LTR: More than one person influenced my journey. My parents, Frances and Joseph Tarkett, were supportive and modeled a strong work ethic and deep appreciation for nature. I am forever grateful to my middle school art teacher, Mr. Carrier. In his class, we drew from elaborate still life set ups and I learned to take my work seriously. “Chief” was my high school art teacher and he gave us complete freedom as well as opportunities to create artwork for the school in the shape of murals and signage.
In undergrad and grad school, professors Margo Margolis, Frank Bramblett, Stanley Whitney, and Sam Tchakalian inspired me to work hard, become aware of my process and immerse myself in art and art history with rigor.

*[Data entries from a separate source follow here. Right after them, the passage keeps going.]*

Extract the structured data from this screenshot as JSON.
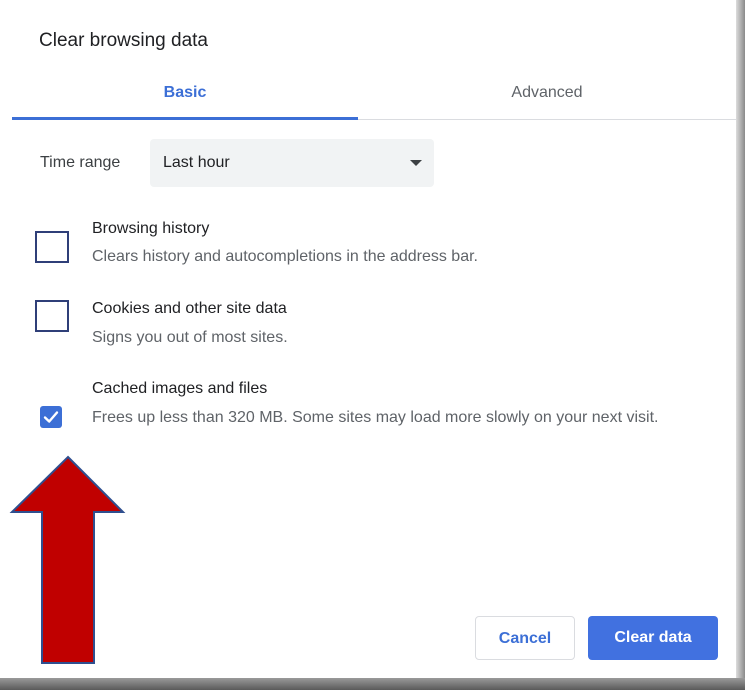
{
  "dialog": {
    "title": "Clear browsing data",
    "tabs": [
      {
        "label": "Basic",
        "active": true
      },
      {
        "label": "Advanced",
        "active": false
      }
    ],
    "time_range": {
      "label": "Time range",
      "value": "Last hour"
    },
    "items": [
      {
        "title": "Browsing history",
        "description": "Clears history and autocompletions in the address bar.",
        "checked": false
      },
      {
        "title": "Cookies and other site data",
        "description": "Signs you out of most sites.",
        "checked": false
      },
      {
        "title": "Cached images and files",
        "description": "Frees up less than 320 MB. Some sites may load more slowly on your next visit.",
        "checked": true
      }
    ],
    "buttons": {
      "cancel": "Cancel",
      "clear": "Clear data"
    }
  },
  "colors": {
    "accent": "#3c6fd6",
    "primary_button": "#4171e0",
    "annotation_arrow": "#c00000",
    "annotation_arrow_border": "#2f4f8f"
  }
}
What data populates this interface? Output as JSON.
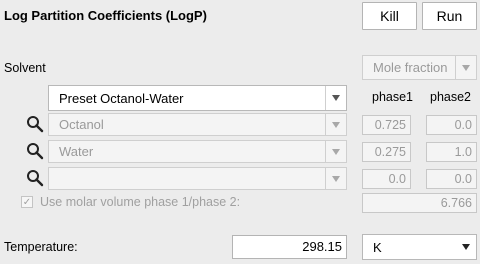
{
  "title": "Log Partition Coefficients (LogP)",
  "buttons": {
    "kill": "Kill",
    "run": "Run"
  },
  "solvent": {
    "label": "Solvent",
    "unit_select": "Mole fraction",
    "preset": "Preset Octanol-Water",
    "col_phase1": "phase1",
    "col_phase2": "phase2",
    "rows": [
      {
        "name": "Octanol",
        "phase1": "0.725",
        "phase2": "0.0"
      },
      {
        "name": "Water",
        "phase1": "0.275",
        "phase2": "1.0"
      },
      {
        "name": "",
        "phase1": "0.0",
        "phase2": "0.0"
      }
    ]
  },
  "molar_volume": {
    "label": "Use molar volume phase 1/phase 2:",
    "checked": true,
    "value": "6.766"
  },
  "temperature": {
    "label": "Temperature:",
    "value": "298.15",
    "unit": "K"
  },
  "icons": {
    "search": "magnifier-icon",
    "dropdown": "triangle-down-icon",
    "check": "checkmark-icon"
  }
}
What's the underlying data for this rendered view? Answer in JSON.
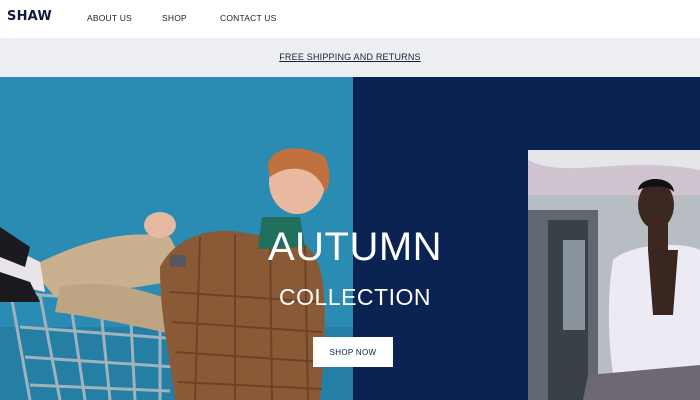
{
  "header": {
    "logo": "SHAW",
    "nav": [
      {
        "label": "ABOUT US"
      },
      {
        "label": "SHOP"
      },
      {
        "label": "CONTACT US"
      }
    ]
  },
  "announcement": {
    "text": "FREE SHIPPING AND RETURNS"
  },
  "hero": {
    "title": "AUTUMN",
    "subtitle": "COLLECTION",
    "cta_label": "SHOP NOW"
  },
  "colors": {
    "left_panel": "#2a8bb3",
    "right_panel": "#0a2353",
    "announcement_bg": "#eceef2",
    "text_dark": "#111a3a"
  }
}
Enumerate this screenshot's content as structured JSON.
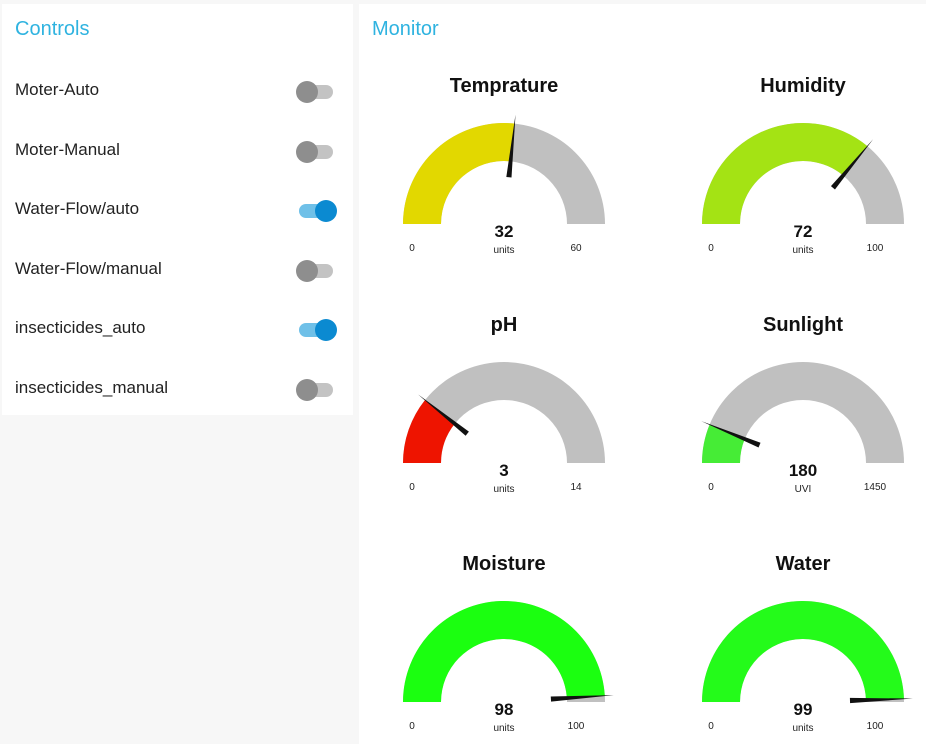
{
  "controls": {
    "title": "Controls",
    "items": [
      {
        "label": "Moter-Auto",
        "on": false
      },
      {
        "label": "Moter-Manual",
        "on": false
      },
      {
        "label": "Water-Flow/auto",
        "on": true
      },
      {
        "label": "Water-Flow/manual",
        "on": false
      },
      {
        "label": "insecticides_auto",
        "on": true
      },
      {
        "label": "insecticides_manual",
        "on": false
      }
    ]
  },
  "monitor": {
    "title": "Monitor",
    "gauges": [
      {
        "title": "Temprature",
        "value": 32,
        "units": "units",
        "min": 0,
        "max": 60,
        "color": "#e2d800"
      },
      {
        "title": "Humidity",
        "value": 72,
        "units": "units",
        "min": 0,
        "max": 100,
        "color": "#a4e314"
      },
      {
        "title": "pH",
        "value": 3,
        "units": "units",
        "min": 0,
        "max": 14,
        "color": "#ee1400"
      },
      {
        "title": "Sunlight",
        "value": 180,
        "units": "UVI",
        "min": 0,
        "max": 1450,
        "color": "#46ec36"
      },
      {
        "title": "Moisture",
        "value": 98,
        "units": "units",
        "min": 0,
        "max": 100,
        "color": "#1bff10"
      },
      {
        "title": "Water",
        "value": 99,
        "units": "units",
        "min": 0,
        "max": 100,
        "color": "#24fb1a"
      }
    ]
  },
  "colors": {
    "accent": "#2fb3e0",
    "toggle_on": "#0b8ad1",
    "gauge_track": "#c0c0c0",
    "needle": "#111111"
  }
}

My peers inspired me through their work and helped me to find my voice, maintain a sense of humor, and see the world with new eyes.
BH: The sphere seems to play a big role in your 2D and 3D work. What can you tell us about that?
LTR: For me, it’s always about creating an articulate, relevant, and dynamic visual language that sings. The circle and sphere have a simultaneity about them that serves my purposes. They embody so many things at once. I see the sphere as funny and universal. Circles and spheres are balls, rings, bubbles, planets, toys, eyes, the letter O. They represent wholeness, unity, infinity. I also love using repetition as a compositional device that provides movement. That is why there are often multiples of an element, like circles, in my work.
BH: How did you come upon the idea of repurposing jars into mini installations?
LTR:I wanted to develop work that was profoundly and simply connected to my everyday life. I began working with the salsa jars because, at the time, I was attempting (again) to eat only raw foods and I was eating ALOT of salsa. Ideas about byproduct, cycles, digestion, recycling, canning, and preserving, were the seeds of this ongoing project.
BH: Are you content with where you are right now, artistically?
LTR:Recently, I made a big change that has brought me peace in terms of where I am artistically. Since 2010, I have been a member of The Artists’ Gallery in Frederick, Maryland. TAG is an artists’ cooperative where I enjoyed the opportunity to interact with other artists and exhibit and publicize my work. After four years, I began to feel that everything I was doing in my studio was in answer to some kind of assignment from TAG. Making my work is a place of absolute freedom for me and I saw this space being coopted by gallery obligations. So, just two weeks ago, I gave up my membership in TAG. Now, I am creating new work that is unaffected by external commitments and, for now, it feels like that is exactly where I need to be.
BH: What are you currently working on?
I’ve just begun a series illustrating Thomas Merton’s ideas about spirituality using the Fibonacci sequence as a starting point for my compositions. This is so fresh that I may abandon it at the beginning if I realize it’s going nowhere or, it might reveal itself as having legs and then, I will pursue it to its end. I just don’t know yet.